The then Chief Judicial Magistrate (CJM) in Budgam admitted in open court that the judiciary had failed to administer justice in the Jalil Andrabi case. “The complainant party seems to be now justified in leveling aspersions against the court for its inability to procure the attendance of the accused,” he observed.
By this time, the police had information on Major Avtar’s whereabouts. On September 26, 2007, a written communication was received on behalf of the Rashtriya Rifles (RR) 34 (JAT) which disclosed the officer’s whereabouts as TA-42277 Major Avtar Singh, s/o Ex Subedar Major (Hony Lt) Amar Singh, Village Ponti, PO – Mandhar, Tehsil Jagadhari, District Yamuna Nagar (HR). But it did not reveal his current address.
The police also received two more documents (CRB/WSD/07/11682-84 dated July 26, 2007 and CRS/364/07-13442-43 dated August 3, 2007) through which the court came to know that Major Avtar Singh was staying in Canada as per the information of the Royal Canadian Mounted Police (RCMP).

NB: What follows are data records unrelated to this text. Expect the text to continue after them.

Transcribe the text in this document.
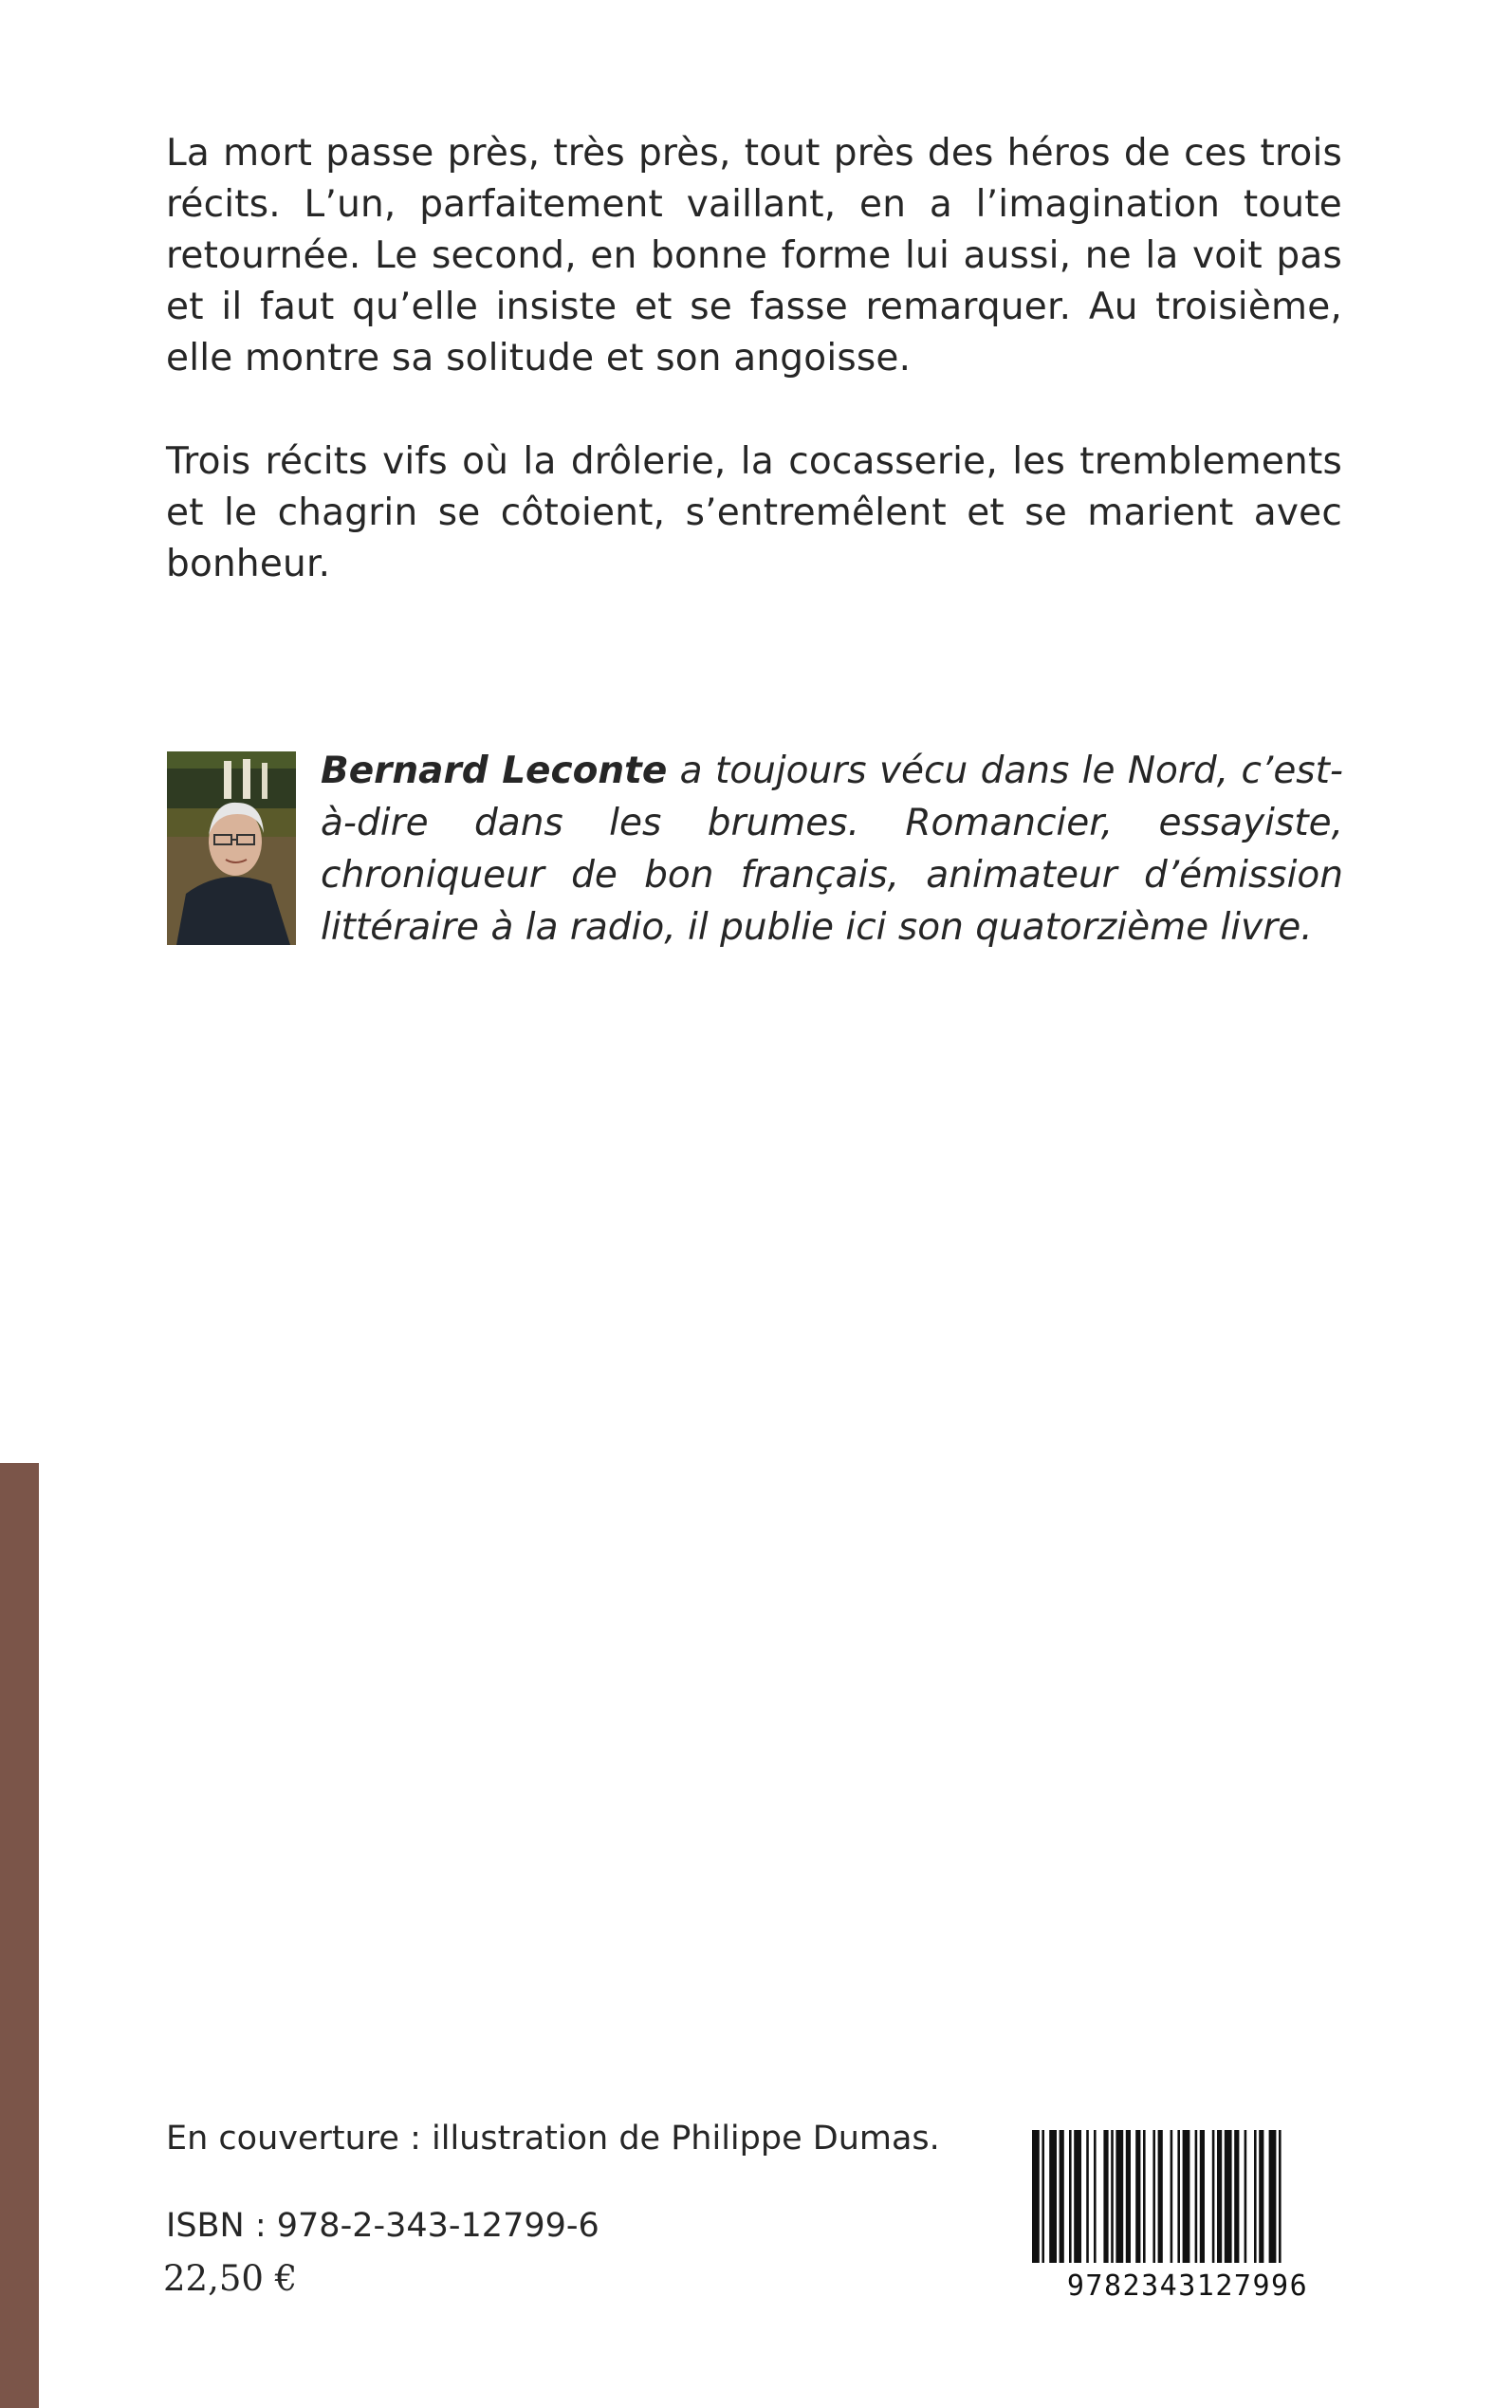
La mort passe près, très près, tout près des héros de ces trois récits. L’un, parfaitement vaillant, en a l’imagination toute retournée. Le second, en bonne forme lui aussi, ne la voit pas et il faut qu’elle insiste et se fasse remarquer. Au troisième, elle montre sa solitude et son angoisse.

Trois récits vifs où la drôlerie, la cocasserie, les tremblements et le chagrin se côtoient, s’entremêlent et se marient avec bonheur.

Bernard Leconte a toujours vécu dans le Nord, c’est-à-dire dans les brumes. Romancier, essayiste, chroniqueur de bon français, animateur d’émission littéraire à la radio, il publie ici son quatorzième livre.

En couverture : illustration de Philippe Dumas.

ISBN : 978-2-343-12799-6

22,50 €	9782343127996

The CJM took strong note of the State’s failure to produce the accused in court. He said: “It is very astounding that the State of Jammu and Kashmir despite being posted with the whereabouts of the accused is not taking effective steps in the matter for ensuring the production of the accused in this court.”
The Indian State has not only being shielding its agents through draconian laws but also resorts to foul play to hamper the administration of justice. The Special Investigation Team set up by the High Court had identified Major Avtar posted in the Rawalpora Camp of the 103 Territorial Army as prima facie responsible for Andrabi’s death. But defence representatives told the High Court that the Major was not employed by the army any longer and that he had not committed the offence in his official capacity.
This was a loaded statement – in fact an admission that men in uniform at times commit offences in their official capacity.